デヴィッド・ボードウェル『小津安二郎』

デヴィッド・ボードウェル(杉山昭夫訳)『小津安二郎 映像の詩学青土社、1992年11月
ロシア・フォルマリズムを受け継いだ本書の分析方法は、なるほど小津映画のカットを精緻に分析し、その内在的規範を抽出している。この緻密な映像分析にはただただ驚かされる。小津の映像の秘密が分かったような気になってしまう。
しかし、不満だなと思うこともなきにしもあらず。映画の中からカットを取りだしてきて、そのカットに何が映っているか、どんな文脈に置かれているのかなど分析しているが、その分析にどうしても映画の「運動性」というものを感じないのだ。静止画を分析しているような印象を受ける。たしかに、緻密なカットの分析から、ビール瓶の「運動」を指摘していたりもするので、まったく映画の「運動性」を無視しているわけではない。だけど、私には物足りなかった。

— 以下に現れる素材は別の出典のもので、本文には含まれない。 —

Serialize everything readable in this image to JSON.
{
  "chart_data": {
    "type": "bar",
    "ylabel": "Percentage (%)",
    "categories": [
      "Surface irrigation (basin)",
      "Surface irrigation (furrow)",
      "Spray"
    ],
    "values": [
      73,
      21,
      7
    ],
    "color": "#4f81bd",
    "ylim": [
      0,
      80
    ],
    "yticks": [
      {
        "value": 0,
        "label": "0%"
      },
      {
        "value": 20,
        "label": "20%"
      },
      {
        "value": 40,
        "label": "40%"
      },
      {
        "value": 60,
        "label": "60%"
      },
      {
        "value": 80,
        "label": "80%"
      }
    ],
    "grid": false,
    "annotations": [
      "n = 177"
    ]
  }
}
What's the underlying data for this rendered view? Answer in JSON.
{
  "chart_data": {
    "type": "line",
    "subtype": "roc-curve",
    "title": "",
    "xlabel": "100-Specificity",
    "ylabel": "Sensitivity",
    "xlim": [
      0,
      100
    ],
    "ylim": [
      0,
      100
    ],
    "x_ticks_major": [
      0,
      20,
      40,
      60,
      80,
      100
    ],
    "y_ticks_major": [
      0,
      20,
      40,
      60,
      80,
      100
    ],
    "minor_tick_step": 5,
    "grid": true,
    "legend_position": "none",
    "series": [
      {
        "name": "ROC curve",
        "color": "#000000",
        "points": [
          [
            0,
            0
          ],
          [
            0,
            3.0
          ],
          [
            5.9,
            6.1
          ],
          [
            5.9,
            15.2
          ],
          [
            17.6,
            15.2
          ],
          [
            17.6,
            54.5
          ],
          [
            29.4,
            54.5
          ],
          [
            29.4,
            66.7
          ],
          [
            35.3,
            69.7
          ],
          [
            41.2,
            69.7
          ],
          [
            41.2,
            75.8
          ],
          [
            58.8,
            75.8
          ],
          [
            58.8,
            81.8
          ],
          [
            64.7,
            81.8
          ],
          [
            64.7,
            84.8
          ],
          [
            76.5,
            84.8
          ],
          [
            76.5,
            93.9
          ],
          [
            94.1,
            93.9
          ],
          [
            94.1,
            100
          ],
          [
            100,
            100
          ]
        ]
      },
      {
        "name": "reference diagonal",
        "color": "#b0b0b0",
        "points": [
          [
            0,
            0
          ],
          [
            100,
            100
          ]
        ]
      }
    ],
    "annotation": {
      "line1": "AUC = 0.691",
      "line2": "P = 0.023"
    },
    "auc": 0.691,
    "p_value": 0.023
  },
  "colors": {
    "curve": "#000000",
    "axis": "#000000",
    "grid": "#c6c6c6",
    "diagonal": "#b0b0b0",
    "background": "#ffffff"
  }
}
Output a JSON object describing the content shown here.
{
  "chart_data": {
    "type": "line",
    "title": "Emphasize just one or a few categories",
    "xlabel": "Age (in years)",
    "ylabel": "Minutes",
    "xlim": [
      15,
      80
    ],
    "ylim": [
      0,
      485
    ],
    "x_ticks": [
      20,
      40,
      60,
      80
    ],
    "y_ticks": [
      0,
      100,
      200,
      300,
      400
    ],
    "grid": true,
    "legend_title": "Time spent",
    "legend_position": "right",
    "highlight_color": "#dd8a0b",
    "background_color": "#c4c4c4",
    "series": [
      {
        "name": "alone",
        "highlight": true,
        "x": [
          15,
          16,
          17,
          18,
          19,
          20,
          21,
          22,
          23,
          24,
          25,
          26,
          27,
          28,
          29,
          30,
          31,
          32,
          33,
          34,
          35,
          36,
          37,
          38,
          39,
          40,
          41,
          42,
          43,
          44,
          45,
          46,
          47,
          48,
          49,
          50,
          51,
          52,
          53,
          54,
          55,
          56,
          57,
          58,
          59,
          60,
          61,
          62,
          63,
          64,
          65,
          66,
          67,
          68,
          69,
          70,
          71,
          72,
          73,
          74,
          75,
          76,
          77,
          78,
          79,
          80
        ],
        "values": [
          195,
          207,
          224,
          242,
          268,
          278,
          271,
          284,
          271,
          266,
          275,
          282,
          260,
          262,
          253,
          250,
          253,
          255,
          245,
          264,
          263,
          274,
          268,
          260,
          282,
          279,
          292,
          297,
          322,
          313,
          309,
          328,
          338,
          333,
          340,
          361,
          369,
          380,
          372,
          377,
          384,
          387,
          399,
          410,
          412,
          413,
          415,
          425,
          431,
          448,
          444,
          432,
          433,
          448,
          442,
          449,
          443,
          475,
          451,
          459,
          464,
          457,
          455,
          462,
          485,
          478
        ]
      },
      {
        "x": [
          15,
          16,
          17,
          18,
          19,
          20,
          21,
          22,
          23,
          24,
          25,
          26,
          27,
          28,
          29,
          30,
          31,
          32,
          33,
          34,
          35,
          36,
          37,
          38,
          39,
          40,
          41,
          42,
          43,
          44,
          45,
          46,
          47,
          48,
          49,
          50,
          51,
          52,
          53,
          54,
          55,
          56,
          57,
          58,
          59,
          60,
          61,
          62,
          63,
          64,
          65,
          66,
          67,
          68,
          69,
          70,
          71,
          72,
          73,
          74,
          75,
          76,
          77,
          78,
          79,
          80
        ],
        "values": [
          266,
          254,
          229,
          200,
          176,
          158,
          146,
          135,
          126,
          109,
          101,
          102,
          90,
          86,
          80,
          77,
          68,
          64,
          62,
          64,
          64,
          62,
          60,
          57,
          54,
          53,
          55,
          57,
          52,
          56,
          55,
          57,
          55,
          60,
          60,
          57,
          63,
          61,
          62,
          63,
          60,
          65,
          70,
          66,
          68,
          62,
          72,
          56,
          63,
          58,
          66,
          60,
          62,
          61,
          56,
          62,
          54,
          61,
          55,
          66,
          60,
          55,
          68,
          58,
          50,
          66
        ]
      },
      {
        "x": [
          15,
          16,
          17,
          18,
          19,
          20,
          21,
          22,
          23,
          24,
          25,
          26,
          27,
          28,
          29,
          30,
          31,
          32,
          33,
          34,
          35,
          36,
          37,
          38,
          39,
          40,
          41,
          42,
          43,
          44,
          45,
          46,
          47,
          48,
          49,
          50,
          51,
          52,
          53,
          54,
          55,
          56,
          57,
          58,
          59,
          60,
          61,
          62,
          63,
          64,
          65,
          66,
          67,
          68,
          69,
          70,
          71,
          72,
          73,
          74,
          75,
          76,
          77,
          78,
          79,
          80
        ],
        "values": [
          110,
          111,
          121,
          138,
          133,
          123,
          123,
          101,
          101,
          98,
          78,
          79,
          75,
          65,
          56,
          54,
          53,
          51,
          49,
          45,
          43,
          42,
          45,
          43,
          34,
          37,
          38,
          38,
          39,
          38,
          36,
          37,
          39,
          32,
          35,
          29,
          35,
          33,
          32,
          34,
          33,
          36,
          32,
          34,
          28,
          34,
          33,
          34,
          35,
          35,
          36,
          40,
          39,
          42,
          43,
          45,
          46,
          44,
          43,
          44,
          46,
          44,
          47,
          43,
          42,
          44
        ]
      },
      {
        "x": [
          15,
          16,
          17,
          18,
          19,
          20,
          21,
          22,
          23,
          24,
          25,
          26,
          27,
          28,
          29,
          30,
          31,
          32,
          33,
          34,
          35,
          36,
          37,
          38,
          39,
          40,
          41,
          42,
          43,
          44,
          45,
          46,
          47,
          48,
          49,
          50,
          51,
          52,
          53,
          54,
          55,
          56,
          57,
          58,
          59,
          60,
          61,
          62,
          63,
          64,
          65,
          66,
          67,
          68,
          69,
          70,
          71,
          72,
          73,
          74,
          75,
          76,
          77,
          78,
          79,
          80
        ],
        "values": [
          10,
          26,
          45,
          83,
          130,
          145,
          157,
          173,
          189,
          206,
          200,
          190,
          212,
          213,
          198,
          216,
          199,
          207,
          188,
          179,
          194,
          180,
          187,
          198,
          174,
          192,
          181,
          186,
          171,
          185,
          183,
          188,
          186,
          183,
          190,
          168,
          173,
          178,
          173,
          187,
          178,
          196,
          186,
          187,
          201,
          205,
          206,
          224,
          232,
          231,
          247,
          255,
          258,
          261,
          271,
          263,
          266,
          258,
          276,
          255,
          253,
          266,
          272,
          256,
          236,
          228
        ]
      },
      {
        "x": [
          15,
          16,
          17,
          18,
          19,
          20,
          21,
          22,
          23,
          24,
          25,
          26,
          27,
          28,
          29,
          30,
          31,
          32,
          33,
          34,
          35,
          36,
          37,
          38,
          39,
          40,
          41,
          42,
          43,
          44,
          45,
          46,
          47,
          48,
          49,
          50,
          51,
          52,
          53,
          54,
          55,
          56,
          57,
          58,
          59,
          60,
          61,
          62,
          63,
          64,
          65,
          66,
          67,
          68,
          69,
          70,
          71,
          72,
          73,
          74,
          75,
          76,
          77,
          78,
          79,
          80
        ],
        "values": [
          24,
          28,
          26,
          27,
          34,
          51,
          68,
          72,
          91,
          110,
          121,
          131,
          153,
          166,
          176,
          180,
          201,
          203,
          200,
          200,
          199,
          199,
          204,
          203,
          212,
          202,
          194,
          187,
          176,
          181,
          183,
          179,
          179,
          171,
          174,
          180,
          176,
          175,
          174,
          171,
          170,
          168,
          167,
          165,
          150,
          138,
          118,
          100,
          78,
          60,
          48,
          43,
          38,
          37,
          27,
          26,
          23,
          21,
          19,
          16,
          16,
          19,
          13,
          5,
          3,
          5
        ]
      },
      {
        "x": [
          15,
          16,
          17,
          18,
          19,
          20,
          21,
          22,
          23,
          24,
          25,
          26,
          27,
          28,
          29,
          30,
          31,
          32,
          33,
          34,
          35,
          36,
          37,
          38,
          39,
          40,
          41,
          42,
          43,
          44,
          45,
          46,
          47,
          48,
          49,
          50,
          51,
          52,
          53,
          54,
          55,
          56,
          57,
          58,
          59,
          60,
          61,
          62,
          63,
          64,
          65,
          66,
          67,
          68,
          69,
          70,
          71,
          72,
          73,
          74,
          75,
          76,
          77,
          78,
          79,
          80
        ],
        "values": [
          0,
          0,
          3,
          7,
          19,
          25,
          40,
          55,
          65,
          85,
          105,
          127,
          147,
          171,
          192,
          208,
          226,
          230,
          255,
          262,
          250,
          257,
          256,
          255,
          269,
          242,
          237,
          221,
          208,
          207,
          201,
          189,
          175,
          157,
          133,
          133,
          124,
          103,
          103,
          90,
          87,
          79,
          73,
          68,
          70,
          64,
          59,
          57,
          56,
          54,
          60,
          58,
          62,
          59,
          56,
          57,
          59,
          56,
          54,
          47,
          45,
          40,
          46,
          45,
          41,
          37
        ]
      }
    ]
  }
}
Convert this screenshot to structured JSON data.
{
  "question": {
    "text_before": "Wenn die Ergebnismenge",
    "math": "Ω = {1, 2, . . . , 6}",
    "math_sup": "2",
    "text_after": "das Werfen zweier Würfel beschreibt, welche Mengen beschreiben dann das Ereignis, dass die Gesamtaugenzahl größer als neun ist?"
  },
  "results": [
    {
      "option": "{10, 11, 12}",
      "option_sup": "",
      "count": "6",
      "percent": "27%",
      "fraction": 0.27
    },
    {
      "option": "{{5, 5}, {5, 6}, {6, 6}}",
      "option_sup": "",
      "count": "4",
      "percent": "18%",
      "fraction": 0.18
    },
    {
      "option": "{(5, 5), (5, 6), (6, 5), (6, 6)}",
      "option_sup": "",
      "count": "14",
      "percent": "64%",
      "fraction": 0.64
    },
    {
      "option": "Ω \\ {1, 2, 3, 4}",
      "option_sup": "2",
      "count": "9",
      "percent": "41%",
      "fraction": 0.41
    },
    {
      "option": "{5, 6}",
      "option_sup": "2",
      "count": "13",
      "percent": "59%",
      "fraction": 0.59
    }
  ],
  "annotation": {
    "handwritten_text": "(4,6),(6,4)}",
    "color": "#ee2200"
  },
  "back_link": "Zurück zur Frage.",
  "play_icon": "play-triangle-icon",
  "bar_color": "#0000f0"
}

これは、もちろん、先に蓮實重彦の『監督小津安二郎』を読んでしまっているので、余計にそう感じてしまうのだろう。静止画としてではなく、運動として映画を見ること。映画批評の面白さと難しさがこの点にあることは、よく知られているだろう。阿部和重の小説ではないが、映画において、「運動」がもたらす思いがけない「変化」を、いかにして言葉で伝えるか。映画批評における重要な課題である。